On leaders and followers
I spent yesterday relaxing at home, reunited with my two canine “sons” after a week of absence. I was flying here and there meeting friends who are in public office or key media practitioners and even student leaders who are engaged in efforts to help explain the value of responsible mining to the general public - especially to the younger (and more impressionable) segments of our population.
As is my practice, one TV set was on the whole time while I was at home. Tuned in either to CNN, BBC, Al Jazeera or Channel News Asia, I get to hear a constant stream of news and commentary while going about my day - feeding Hayden and Apollo; reading back issues of the New York Times that have accumulated on my doorstep; checking my email; etc. When 1 in 5 Filipinos are said to get their news from Facebook, I guess I am not one of them as I still prefer tuning in to world media outlets or reading hard copies of newspapers - and that’s why most of my afternoon o was monitoring the meeting of Donald Trump and Chairman Kim at the Panmunjom Peace village along the demilitarised segment of the border of North and South Korea.
It’s always amusing - yes, amusing - listening to Donald Trump when he speaks off the cuff and inflates the impact of whatever it is he is doing. No joke, I find POTUS an interesting study in leadership.
The other day, while in between meetings in Cebu, I caught a special on Al Jazeera that was focused on the diplomatic moves of Trump son-in-law Jared Kushner. The report wasn’t flattering - it pictured Kushner as engaging in high level diplomacy sans the guidance of the US State Department. Of course what made Kushner special is the fact that he is the son-in-law, and in many parts of the world that status gives the status holder significant “weight”. The same goes for a wife, a son or daughter, a sibling, a parent or even an in-law.
Then again it doesn’t have to be. I know of one or two corporations who are strict about keeping in-laws, for example, out of the company business. Others make sure that sons or daughters go through the grind before “earning” their posts at the top - Enrique Zobel was an example at Ayala. But this is business, and in politics — especially in Philippine politics — things can be the exact opposite.
It’s really a question of leadership.
One more thing about Trump interests me - to find out whether he is he what I think he is, a leader who does not appreciate being contradicted by staff, being told he is wrong? Because many such leaders abound - those who feel (if not truly believe in their heart of hearts) that they stop making mistakes the moment they rise to the top.

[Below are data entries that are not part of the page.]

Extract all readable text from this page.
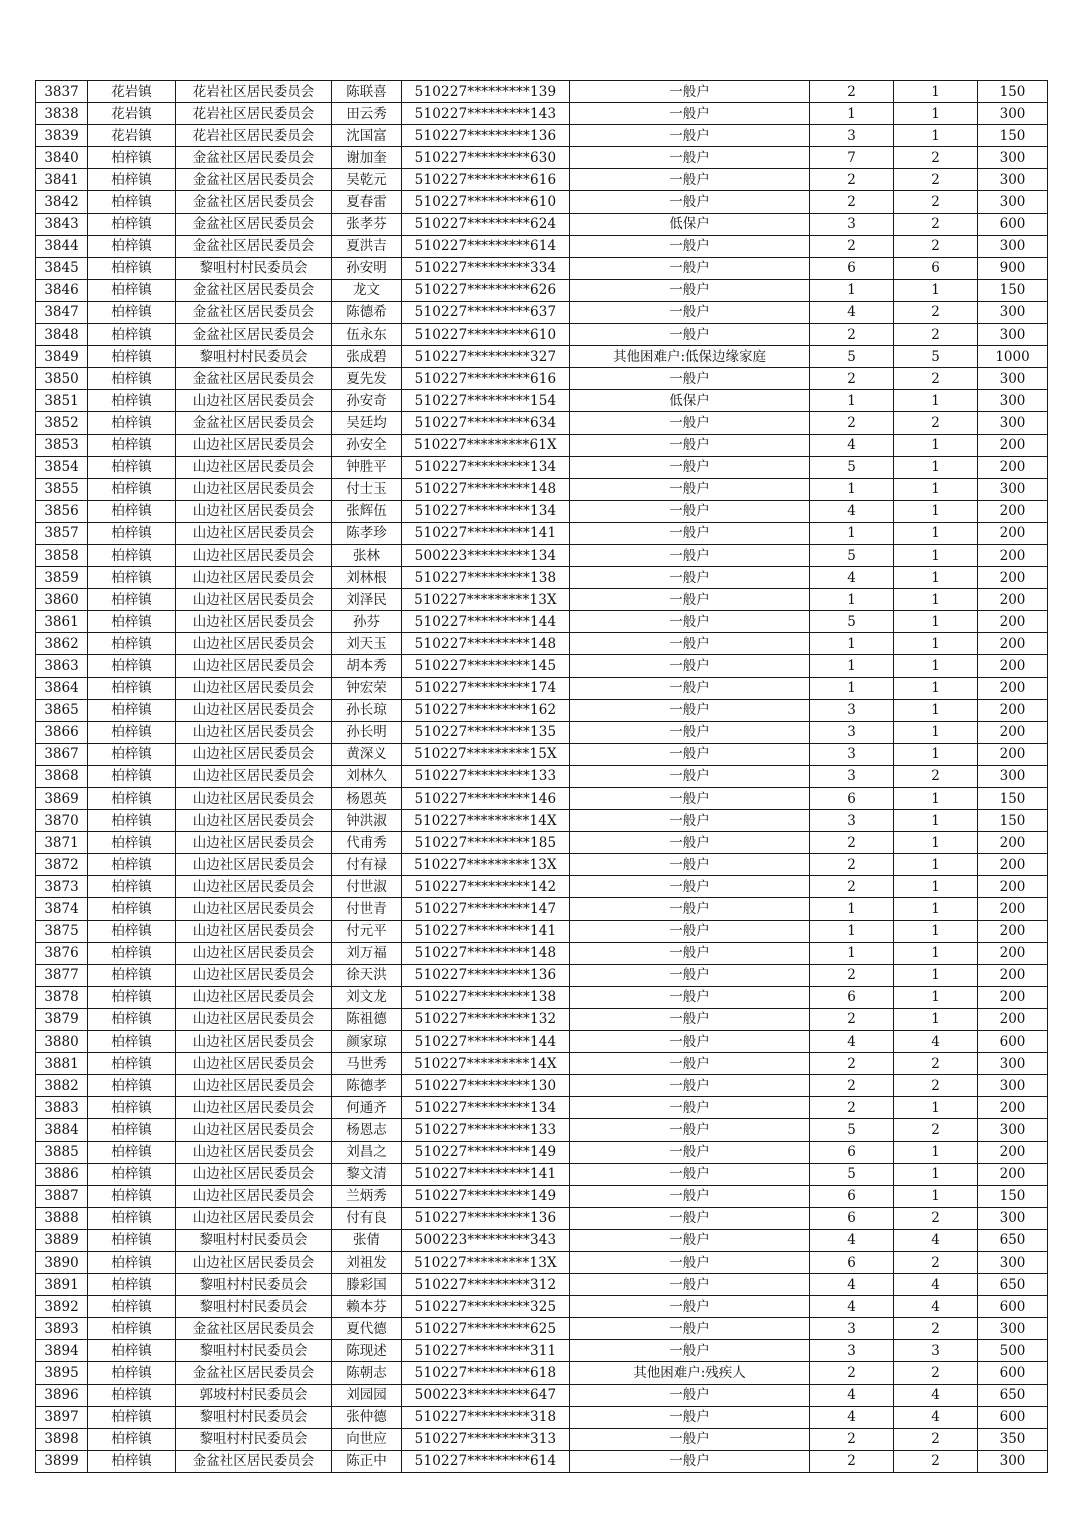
3837	花岩镇	花岩社区居民委员会	陈联喜	510227*********139	一般户	2	1	150
3838	花岩镇	花岩社区居民委员会	田云秀	510227*********143	一般户	1	1	300
3839	花岩镇	花岩社区居民委员会	沈国富	510227*********136	一般户	3	1	150
3840	柏梓镇	金盆社区居民委员会	谢加奎	510227*********630	一般户	7	2	300
3841	柏梓镇	金盆社区居民委员会	吴乾元	510227*********616	一般户	2	2	300
3842	柏梓镇	金盆社区居民委员会	夏春雷	510227*********610	一般户	2	2	300
3843	柏梓镇	金盆社区居民委员会	张孝芬	510227*********624	低保户	3	2	600
3844	柏梓镇	金盆社区居民委员会	夏洪吉	510227*********614	一般户	2	2	300
3845	柏梓镇	黎咀村村民委员会	孙安明	510227*********334	一般户	6	6	900
3846	柏梓镇	金盆社区居民委员会	龙文	510227*********626	一般户	1	1	150
3847	柏梓镇	金盆社区居民委员会	陈德希	510227*********637	一般户	4	2	300
3848	柏梓镇	金盆社区居民委员会	伍永东	510227*********610	一般户	2	2	300
3849	柏梓镇	黎咀村村民委员会	张成碧	510227*********327	其他困难户:低保边缘家庭	5	5	1000
3850	柏梓镇	金盆社区居民委员会	夏先发	510227*********616	一般户	2	2	300
3851	柏梓镇	山边社区居民委员会	孙安奇	510227*********154	低保户	1	1	300
3852	柏梓镇	金盆社区居民委员会	吴廷均	510227*********634	一般户	2	2	300
3853	柏梓镇	山边社区居民委员会	孙安全	510227*********61X	一般户	4	1	200
3854	柏梓镇	山边社区居民委员会	钟胜平	510227*********134	一般户	5	1	200
3855	柏梓镇	山边社区居民委员会	付士玉	510227*********148	一般户	1	1	300
3856	柏梓镇	山边社区居民委员会	张辉伍	510227*********134	一般户	4	1	200
3857	柏梓镇	山边社区居民委员会	陈孝珍	510227*********141	一般户	1	1	200
3858	柏梓镇	山边社区居民委员会	张林	500223*********134	一般户	5	1	200
3859	柏梓镇	山边社区居民委员会	刘林根	510227*********138	一般户	4	1	200
3860	柏梓镇	山边社区居民委员会	刘泽民	510227*********13X	一般户	1	1	200
3861	柏梓镇	山边社区居民委员会	孙芬	510227*********144	一般户	5	1	200
3862	柏梓镇	山边社区居民委员会	刘天玉	510227*********148	一般户	1	1	200
3863	柏梓镇	山边社区居民委员会	胡本秀	510227*********145	一般户	1	1	200
3864	柏梓镇	山边社区居民委员会	钟宏荣	510227*********174	一般户	1	1	200
3865	柏梓镇	山边社区居民委员会	孙长琼	510227*********162	一般户	3	1	200
3866	柏梓镇	山边社区居民委员会	孙长明	510227*********135	一般户	3	1	200
3867	柏梓镇	山边社区居民委员会	黄深义	510227*********15X	一般户	3	1	200
3868	柏梓镇	山边社区居民委员会	刘林久	510227*********133	一般户	3	2	300
3869	柏梓镇	山边社区居民委员会	杨恩英	510227*********146	一般户	6	1	150
3870	柏梓镇	山边社区居民委员会	钟洪淑	510227*********14X	一般户	3	1	150
3871	柏梓镇	山边社区居民委员会	代甫秀	510227*********185	一般户	2	1	200
3872	柏梓镇	山边社区居民委员会	付有禄	510227*********13X	一般户	2	1	200
3873	柏梓镇	山边社区居民委员会	付世淑	510227*********142	一般户	2	1	200
3874	柏梓镇	山边社区居民委员会	付世青	510227*********147	一般户	1	1	200
3875	柏梓镇	山边社区居民委员会	付元平	510227*********141	一般户	1	1	200
3876	柏梓镇	山边社区居民委员会	刘万福	510227*********148	一般户	1	1	200
3877	柏梓镇	山边社区居民委员会	徐天洪	510227*********136	一般户	2	1	200
3878	柏梓镇	山边社区居民委员会	刘文龙	510227*********138	一般户	6	1	200
3879	柏梓镇	山边社区居民委员会	陈祖德	510227*********132	一般户	2	1	200
3880	柏梓镇	山边社区居民委员会	颜家琼	510227*********144	一般户	4	4	600
3881	柏梓镇	山边社区居民委员会	马世秀	510227*********14X	一般户	2	2	300
3882	柏梓镇	山边社区居民委员会	陈德孝	510227*********130	一般户	2	2	300
3883	柏梓镇	山边社区居民委员会	何通齐	510227*********134	一般户	2	1	200
3884	柏梓镇	山边社区居民委员会	杨恩志	510227*********133	一般户	5	2	300
3885	柏梓镇	山边社区居民委员会	刘昌之	510227*********149	一般户	6	1	200
3886	柏梓镇	山边社区居民委员会	黎文清	510227*********141	一般户	5	1	200
3887	柏梓镇	山边社区居民委员会	兰炳秀	510227*********149	一般户	6	1	150
3888	柏梓镇	山边社区居民委员会	付有良	510227*********136	一般户	6	2	300
3889	柏梓镇	黎咀村村民委员会	张倩	500223*********343	一般户	4	4	650
3890	柏梓镇	山边社区居民委员会	刘祖发	510227*********13X	一般户	6	2	300
3891	柏梓镇	黎咀村村民委员会	滕彩国	510227*********312	一般户	4	4	650
3892	柏梓镇	黎咀村村民委员会	赖本芬	510227*********325	一般户	4	4	600
3893	柏梓镇	金盆社区居民委员会	夏代德	510227*********625	一般户	3	2	300
3894	柏梓镇	黎咀村村民委员会	陈现述	510227*********311	一般户	3	3	500
3895	柏梓镇	金盆社区居民委员会	陈朝志	510227*********618	其他困难户:残疾人	2	2	600
3896	柏梓镇	郭坡村村民委员会	刘园园	500223*********647	一般户	4	4	650
3897	柏梓镇	黎咀村村民委员会	张仲德	510227*********318	一般户	4	4	600
3898	柏梓镇	黎咀村村民委员会	向世应	510227*********313	一般户	2	2	350
3899	柏梓镇	金盆社区居民委员会	陈正中	510227*********614	一般户	2	2	300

Lucky me I’ve never had to work with anyone like that - not Rene Cayetano, not Enrique Zobel, not the five presidents of the Coca-Cola Company in the Philippines under whom I served nor the two presidents of the bottling operations. And thankfully not the leadership of Nickel Asia Corporation.

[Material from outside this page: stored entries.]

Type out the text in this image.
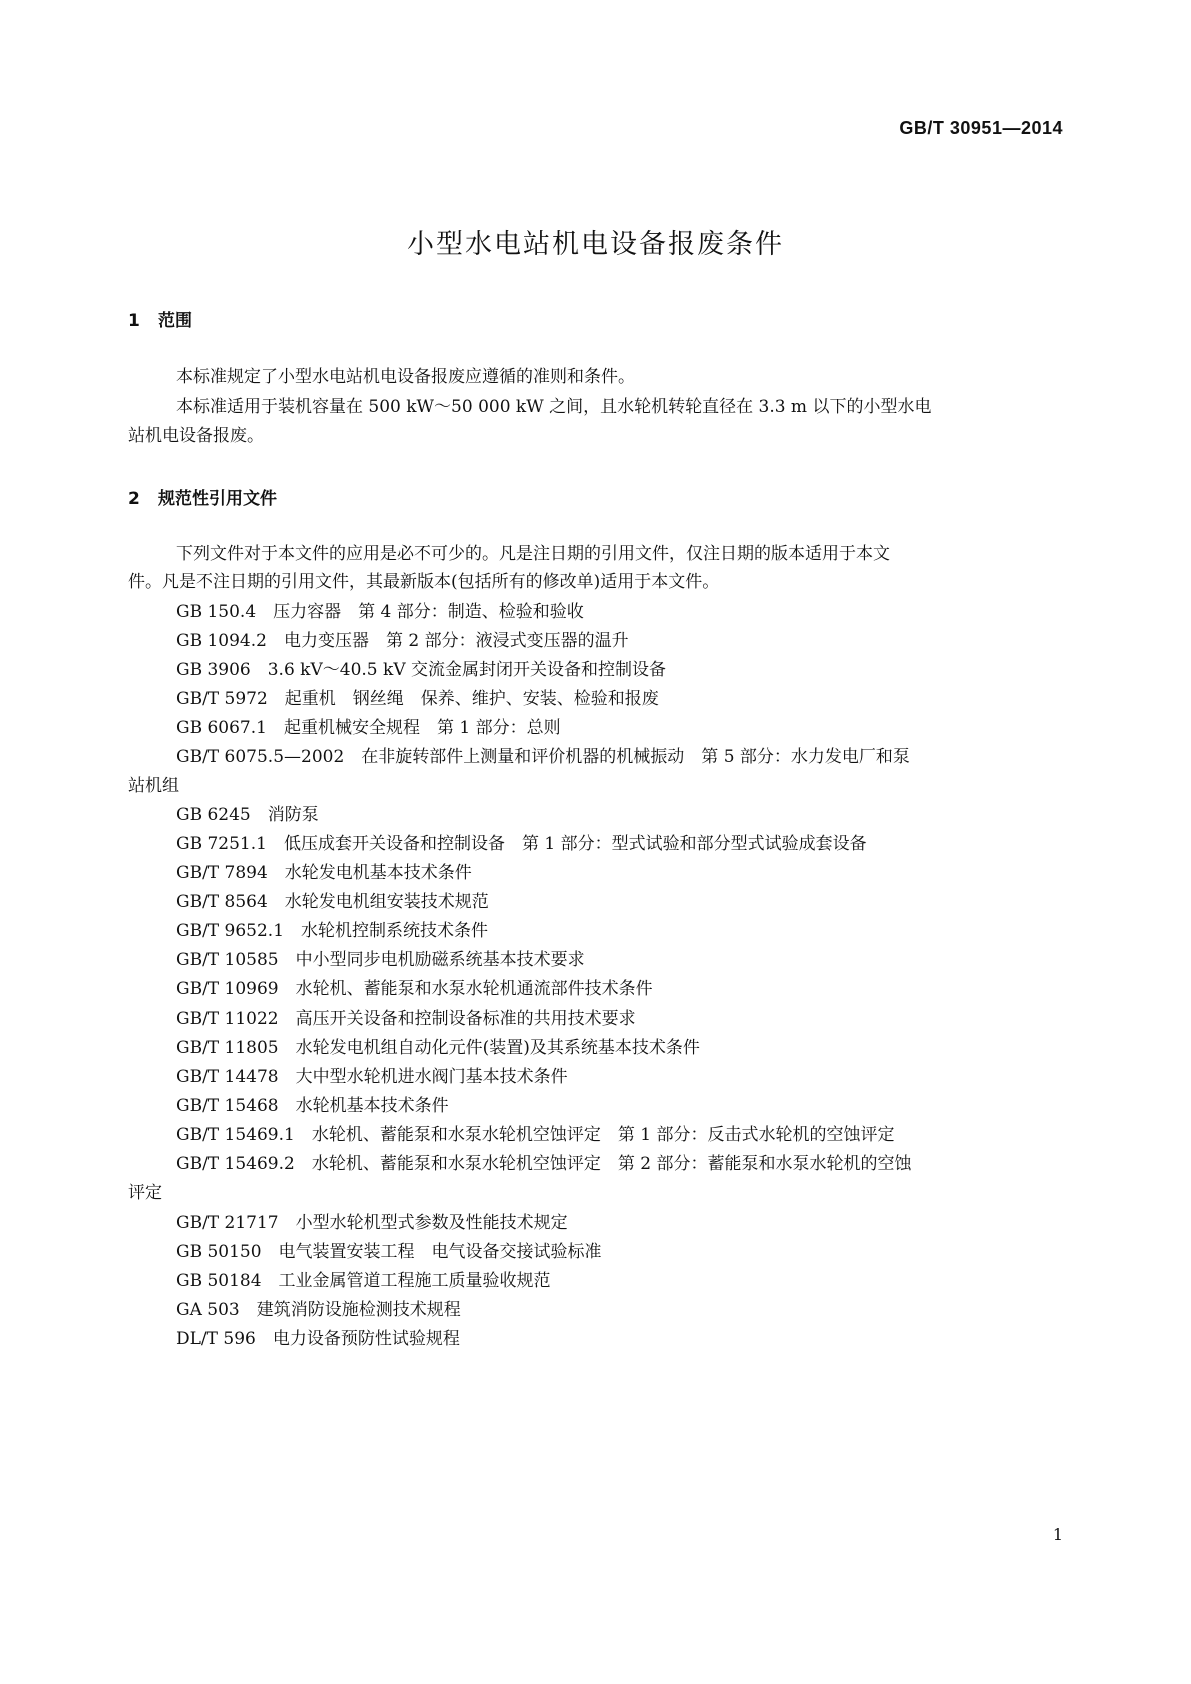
GB/T 30951—2014
小型水电站机电设备报废条件
1 范围
本标准规定了小型水电站机电设备报废应遵循的准则和条件。
本标准适用于装机容量在 500 kW～50 000 kW 之间，且水轮机转轮直径在 3.3 m 以下的小型水电
站机电设备报废。
2 规范性引用文件
下列文件对于本文件的应用是必不可少的。凡是注日期的引用文件，仅注日期的版本适用于本文
件。凡是不注日期的引用文件，其最新版本(包括所有的修改单)适用于本文件。
GB 150.4　压力容器　第 4 部分：制造、检验和验收
GB 1094.2　电力变压器　第 2 部分：液浸式变压器的温升
GB 3906　3.6 kV～40.5 kV 交流金属封闭开关设备和控制设备
GB/T 5972　起重机　钢丝绳　保养、维护、安装、检验和报废
GB 6067.1　起重机械安全规程　第 1 部分：总则
GB/T 6075.5—2002　在非旋转部件上测量和评价机器的机械振动　第 5 部分：水力发电厂和泵
站机组
GB 6245　消防泵
GB 7251.1　低压成套开关设备和控制设备　第 1 部分：型式试验和部分型式试验成套设备
GB/T 7894　水轮发电机基本技术条件
GB/T 8564　水轮发电机组安装技术规范
GB/T 9652.1　水轮机控制系统技术条件
GB/T 10585　中小型同步电机励磁系统基本技术要求
GB/T 10969　水轮机、蓄能泵和水泵水轮机通流部件技术条件
GB/T 11022　高压开关设备和控制设备标准的共用技术要求
GB/T 11805　水轮发电机组自动化元件(装置)及其系统基本技术条件
GB/T 14478　大中型水轮机进水阀门基本技术条件
GB/T 15468　水轮机基本技术条件
GB/T 15469.1　水轮机、蓄能泵和水泵水轮机空蚀评定　第 1 部分：反击式水轮机的空蚀评定
GB/T 15469.2　水轮机、蓄能泵和水泵水轮机空蚀评定　第 2 部分：蓄能泵和水泵水轮机的空蚀
评定
GB/T 21717　小型水轮机型式参数及性能技术规定
GB 50150　电气装置安装工程　电气设备交接试验标准
GB 50184　工业金属管道工程施工质量验收规范
GA 503　建筑消防设施检测技术规程
DL/T 596　电力设备预防性试验规程
1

I would be appalled working under such a leader. Because it would mean “leader” he or she is not. And even at this late stage in my career I’d rebel working under someone who believes he knows it all, and worry about the future of the younger people working with me in the same organization. I’d quietly tell them to contact the nearest headhunter and start looking for opportunities elsewhere.
The truth is, a leader is a leader depending not only on his character and his training but also on the quality of his followers. If we who work for leaders know nothing but to toe the line, to brown nose, to be a complete toady, then we do not do our leaders and our organizations a favor. If we are afraid to speak up because we fear incurring the ire of our superiors or, worse, losing our perks and our perch, then we are just as complicit in the disaster that is sure to befall the organization down the line because we “conveniently” traded our better judgment (or even our principles) for remaining in the good graces of the big guy.
So what type of a leader are you working for - and just as important - what type of a follower are you?